I fixed the mlaregister issue in de6ff8440dcbb315f55343856a15cbdaf79a00e5

rfalke commented 1 year ago

For ghidra_10.1.2_PUBLIC the summary is:

correct (with the expected zeros):         422
incorrect (with some constant):            43
incorrect (with some complex computation): 623

For ghidra_10.3.2_PUBLIC the summary is:

correct (with the expected zeros):         445
incorrect (with some constant):            44
incorrect (with some complex computation): 599

The new file ghidra_armv8_issues_ghidra_10.3.2_PUBLIC.txt has the information about the 44 cases where the computation is wrong but not so complex.

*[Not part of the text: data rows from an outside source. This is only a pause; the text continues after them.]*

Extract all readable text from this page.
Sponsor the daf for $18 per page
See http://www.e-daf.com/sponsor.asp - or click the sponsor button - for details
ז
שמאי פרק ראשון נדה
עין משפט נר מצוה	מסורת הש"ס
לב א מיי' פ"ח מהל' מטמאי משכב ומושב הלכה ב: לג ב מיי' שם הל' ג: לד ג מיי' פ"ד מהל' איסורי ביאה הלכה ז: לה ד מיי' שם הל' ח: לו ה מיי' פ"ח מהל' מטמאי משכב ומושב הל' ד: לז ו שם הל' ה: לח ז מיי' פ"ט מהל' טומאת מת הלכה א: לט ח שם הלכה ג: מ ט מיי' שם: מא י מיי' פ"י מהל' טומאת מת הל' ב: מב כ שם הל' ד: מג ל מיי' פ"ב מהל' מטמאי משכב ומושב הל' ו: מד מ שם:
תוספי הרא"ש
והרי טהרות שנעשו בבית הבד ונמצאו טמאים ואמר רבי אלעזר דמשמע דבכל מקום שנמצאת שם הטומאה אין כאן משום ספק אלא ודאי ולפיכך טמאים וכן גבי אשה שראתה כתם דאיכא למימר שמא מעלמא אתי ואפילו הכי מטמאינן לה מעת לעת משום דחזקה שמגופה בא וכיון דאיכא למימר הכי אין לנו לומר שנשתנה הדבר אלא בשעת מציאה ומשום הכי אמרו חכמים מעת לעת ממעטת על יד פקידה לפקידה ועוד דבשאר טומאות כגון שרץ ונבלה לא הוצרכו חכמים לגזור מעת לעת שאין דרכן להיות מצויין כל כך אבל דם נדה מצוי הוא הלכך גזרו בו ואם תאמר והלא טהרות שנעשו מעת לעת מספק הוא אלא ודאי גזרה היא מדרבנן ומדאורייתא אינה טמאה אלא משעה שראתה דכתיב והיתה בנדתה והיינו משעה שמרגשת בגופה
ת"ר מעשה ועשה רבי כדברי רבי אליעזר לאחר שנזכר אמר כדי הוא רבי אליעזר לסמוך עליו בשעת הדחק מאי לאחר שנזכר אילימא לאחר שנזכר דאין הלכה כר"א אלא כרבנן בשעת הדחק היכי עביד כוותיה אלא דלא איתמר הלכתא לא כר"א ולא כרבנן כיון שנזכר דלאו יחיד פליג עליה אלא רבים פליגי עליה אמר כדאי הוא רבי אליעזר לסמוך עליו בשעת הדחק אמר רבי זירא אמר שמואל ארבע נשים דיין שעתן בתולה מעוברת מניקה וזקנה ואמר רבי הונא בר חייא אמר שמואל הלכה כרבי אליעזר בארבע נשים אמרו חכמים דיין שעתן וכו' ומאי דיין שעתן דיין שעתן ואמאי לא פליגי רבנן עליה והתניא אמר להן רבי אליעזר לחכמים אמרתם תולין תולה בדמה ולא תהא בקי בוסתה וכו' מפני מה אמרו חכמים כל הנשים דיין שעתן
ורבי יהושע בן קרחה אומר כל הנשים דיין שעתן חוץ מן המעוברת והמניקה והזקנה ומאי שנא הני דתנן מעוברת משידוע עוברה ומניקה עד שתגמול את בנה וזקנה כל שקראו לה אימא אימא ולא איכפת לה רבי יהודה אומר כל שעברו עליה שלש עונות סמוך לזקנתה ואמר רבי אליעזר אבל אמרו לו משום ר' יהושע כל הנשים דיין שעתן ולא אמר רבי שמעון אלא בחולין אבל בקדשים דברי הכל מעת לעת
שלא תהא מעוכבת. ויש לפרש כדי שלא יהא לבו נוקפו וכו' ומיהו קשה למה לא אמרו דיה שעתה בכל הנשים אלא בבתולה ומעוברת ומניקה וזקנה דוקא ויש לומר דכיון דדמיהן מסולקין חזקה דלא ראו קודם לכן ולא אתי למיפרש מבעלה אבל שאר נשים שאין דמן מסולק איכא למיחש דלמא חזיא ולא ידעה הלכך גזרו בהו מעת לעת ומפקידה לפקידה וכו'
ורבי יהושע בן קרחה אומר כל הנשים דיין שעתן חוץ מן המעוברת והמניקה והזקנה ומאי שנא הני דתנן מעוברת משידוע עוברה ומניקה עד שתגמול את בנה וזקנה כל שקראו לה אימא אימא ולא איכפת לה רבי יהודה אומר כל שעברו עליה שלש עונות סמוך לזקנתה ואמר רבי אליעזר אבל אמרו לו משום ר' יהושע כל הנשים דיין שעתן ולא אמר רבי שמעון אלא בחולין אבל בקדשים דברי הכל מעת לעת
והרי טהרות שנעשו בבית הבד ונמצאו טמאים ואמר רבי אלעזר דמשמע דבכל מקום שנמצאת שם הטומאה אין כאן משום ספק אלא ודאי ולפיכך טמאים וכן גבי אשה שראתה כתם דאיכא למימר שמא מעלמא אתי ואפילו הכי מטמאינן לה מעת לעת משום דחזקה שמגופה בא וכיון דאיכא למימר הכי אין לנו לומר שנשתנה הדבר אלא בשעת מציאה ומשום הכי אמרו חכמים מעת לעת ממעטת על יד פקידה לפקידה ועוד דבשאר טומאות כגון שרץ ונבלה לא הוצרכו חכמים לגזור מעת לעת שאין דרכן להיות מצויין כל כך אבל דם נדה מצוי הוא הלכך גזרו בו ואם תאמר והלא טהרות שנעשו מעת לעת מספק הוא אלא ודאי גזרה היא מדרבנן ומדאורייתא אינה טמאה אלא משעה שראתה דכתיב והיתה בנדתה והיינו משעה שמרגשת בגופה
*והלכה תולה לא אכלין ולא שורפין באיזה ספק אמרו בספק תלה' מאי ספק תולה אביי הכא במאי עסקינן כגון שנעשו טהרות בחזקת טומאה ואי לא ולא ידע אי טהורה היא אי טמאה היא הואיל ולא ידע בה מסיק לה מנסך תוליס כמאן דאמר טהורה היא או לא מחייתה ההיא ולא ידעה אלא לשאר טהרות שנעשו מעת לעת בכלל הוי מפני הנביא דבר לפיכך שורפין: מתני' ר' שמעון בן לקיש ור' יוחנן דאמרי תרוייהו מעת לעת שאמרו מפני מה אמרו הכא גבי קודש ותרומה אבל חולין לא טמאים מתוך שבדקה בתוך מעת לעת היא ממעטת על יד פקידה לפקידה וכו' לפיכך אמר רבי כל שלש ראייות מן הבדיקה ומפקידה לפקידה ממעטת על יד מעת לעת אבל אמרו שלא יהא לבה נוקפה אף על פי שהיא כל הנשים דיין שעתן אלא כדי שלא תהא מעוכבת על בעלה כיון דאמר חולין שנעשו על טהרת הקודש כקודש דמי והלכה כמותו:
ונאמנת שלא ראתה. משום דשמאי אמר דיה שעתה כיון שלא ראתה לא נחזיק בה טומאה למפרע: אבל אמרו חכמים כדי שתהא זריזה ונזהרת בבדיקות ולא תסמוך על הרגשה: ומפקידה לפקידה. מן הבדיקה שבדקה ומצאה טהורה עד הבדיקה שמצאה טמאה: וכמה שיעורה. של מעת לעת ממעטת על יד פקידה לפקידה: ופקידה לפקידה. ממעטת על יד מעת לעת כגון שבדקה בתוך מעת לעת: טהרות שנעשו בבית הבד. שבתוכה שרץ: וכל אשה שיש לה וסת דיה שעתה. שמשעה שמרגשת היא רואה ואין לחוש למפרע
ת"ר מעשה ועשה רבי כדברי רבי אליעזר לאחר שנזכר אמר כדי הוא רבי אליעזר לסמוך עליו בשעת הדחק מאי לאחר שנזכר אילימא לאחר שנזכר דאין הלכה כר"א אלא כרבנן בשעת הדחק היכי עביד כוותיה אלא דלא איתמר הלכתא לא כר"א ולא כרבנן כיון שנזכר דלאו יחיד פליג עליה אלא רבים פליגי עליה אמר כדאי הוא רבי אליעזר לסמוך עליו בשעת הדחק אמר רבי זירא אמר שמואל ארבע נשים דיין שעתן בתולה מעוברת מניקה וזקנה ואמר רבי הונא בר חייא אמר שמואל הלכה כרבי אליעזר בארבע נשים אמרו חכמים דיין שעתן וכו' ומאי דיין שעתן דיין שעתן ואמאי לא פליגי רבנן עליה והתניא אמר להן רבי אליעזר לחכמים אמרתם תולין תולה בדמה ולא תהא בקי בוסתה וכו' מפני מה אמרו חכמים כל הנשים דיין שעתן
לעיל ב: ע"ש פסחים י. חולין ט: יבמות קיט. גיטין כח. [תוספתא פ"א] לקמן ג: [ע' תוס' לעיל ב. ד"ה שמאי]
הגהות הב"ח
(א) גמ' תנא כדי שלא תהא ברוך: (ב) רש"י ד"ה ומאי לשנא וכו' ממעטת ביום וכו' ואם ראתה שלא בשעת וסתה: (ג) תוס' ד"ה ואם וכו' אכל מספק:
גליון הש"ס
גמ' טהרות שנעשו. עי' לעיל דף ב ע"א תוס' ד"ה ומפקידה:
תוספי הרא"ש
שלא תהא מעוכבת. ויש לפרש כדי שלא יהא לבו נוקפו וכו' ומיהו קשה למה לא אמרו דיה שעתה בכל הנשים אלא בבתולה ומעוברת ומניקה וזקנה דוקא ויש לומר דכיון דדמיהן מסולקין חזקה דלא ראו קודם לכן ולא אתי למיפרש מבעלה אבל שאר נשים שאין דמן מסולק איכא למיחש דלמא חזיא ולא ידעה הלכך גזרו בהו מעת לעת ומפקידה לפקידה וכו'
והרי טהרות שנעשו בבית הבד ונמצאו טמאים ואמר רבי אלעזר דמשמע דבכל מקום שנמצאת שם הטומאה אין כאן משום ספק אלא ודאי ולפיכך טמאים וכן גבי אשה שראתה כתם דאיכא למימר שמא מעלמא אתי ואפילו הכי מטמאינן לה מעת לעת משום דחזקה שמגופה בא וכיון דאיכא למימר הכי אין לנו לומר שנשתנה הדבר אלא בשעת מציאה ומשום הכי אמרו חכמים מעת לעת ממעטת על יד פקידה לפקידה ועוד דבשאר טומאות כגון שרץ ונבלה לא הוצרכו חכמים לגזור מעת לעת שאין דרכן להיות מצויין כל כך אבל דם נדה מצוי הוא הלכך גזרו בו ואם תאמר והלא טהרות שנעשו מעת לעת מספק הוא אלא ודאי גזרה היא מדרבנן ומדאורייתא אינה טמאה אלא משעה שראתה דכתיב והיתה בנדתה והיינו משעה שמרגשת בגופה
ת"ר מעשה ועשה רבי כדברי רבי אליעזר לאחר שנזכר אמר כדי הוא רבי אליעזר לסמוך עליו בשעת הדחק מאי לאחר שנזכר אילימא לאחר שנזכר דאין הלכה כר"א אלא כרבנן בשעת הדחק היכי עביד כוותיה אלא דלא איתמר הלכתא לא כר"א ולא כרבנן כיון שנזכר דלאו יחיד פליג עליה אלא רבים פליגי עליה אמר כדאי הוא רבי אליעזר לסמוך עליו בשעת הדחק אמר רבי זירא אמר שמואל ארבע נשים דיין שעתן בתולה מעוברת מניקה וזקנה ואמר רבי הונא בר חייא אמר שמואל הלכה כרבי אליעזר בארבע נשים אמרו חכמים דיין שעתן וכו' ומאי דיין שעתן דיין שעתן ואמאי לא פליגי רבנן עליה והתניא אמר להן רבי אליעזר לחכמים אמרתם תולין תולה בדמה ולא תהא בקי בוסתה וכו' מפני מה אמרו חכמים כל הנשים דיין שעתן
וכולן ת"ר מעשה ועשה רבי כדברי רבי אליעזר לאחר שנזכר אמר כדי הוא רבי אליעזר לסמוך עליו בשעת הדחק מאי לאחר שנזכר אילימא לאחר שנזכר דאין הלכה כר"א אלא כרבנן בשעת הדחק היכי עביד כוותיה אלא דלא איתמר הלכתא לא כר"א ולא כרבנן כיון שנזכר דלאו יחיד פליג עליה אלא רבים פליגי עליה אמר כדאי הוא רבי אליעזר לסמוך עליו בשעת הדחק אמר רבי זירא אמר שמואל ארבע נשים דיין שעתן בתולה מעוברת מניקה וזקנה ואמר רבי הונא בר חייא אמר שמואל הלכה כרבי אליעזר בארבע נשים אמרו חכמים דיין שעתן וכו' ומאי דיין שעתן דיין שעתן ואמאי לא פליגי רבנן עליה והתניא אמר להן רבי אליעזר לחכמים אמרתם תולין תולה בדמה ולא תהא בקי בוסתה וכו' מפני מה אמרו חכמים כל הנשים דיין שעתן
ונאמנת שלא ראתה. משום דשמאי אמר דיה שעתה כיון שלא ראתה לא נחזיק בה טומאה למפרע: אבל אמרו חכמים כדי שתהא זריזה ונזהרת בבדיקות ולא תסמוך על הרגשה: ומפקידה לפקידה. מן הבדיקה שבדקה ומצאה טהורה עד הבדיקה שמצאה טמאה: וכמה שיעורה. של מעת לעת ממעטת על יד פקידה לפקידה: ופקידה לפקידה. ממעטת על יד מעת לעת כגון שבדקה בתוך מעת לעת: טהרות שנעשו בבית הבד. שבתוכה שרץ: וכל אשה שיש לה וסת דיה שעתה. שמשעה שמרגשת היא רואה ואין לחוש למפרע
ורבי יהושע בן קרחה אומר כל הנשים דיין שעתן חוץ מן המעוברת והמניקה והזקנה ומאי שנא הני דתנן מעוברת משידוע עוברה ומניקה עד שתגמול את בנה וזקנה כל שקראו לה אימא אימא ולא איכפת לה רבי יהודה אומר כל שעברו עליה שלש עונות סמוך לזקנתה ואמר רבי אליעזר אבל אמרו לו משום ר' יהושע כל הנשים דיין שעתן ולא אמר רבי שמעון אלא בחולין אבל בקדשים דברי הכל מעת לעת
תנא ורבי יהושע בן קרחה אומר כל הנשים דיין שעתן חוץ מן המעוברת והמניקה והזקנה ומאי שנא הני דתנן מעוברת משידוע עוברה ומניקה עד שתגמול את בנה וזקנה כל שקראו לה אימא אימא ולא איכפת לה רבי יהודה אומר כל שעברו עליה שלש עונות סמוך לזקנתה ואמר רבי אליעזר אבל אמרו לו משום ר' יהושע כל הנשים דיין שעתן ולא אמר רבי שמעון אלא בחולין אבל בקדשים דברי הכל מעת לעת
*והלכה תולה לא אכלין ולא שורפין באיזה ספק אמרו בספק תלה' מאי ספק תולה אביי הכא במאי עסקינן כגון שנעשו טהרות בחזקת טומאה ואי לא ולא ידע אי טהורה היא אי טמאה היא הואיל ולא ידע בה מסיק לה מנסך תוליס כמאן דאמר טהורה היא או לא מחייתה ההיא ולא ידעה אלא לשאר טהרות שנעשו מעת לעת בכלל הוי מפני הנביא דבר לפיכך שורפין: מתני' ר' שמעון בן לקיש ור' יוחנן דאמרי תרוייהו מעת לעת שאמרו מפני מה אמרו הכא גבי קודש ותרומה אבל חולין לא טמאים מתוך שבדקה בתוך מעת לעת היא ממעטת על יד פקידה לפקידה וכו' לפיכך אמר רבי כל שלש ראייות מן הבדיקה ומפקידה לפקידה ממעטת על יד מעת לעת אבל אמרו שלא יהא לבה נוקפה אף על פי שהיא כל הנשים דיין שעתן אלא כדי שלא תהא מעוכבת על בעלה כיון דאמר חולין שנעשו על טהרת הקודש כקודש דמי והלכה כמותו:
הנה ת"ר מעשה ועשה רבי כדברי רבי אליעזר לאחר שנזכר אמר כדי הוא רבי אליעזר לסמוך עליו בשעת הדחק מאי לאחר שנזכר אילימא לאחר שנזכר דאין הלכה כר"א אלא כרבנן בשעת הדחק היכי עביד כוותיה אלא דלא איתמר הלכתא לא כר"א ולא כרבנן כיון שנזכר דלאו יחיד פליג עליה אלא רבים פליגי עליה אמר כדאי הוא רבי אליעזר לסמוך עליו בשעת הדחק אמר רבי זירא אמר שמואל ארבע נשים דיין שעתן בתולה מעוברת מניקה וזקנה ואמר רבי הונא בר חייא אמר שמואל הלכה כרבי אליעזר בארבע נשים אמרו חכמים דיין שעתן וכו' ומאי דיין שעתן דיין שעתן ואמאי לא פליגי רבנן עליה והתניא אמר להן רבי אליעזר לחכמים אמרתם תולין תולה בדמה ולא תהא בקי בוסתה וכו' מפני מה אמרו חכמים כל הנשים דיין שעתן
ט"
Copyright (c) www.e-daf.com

CmP-lt commented 1 year ago

Most of remaining cases from group "incorrect (with some constant)" can at best be partially fixed to fall into category of functions that are decompiled with computations by adding various pcodeops to represent rounding modes. But even such partial measure should be better than nothing, because currently those instructions simply have missing operations (i.e. rounding) in their implementations.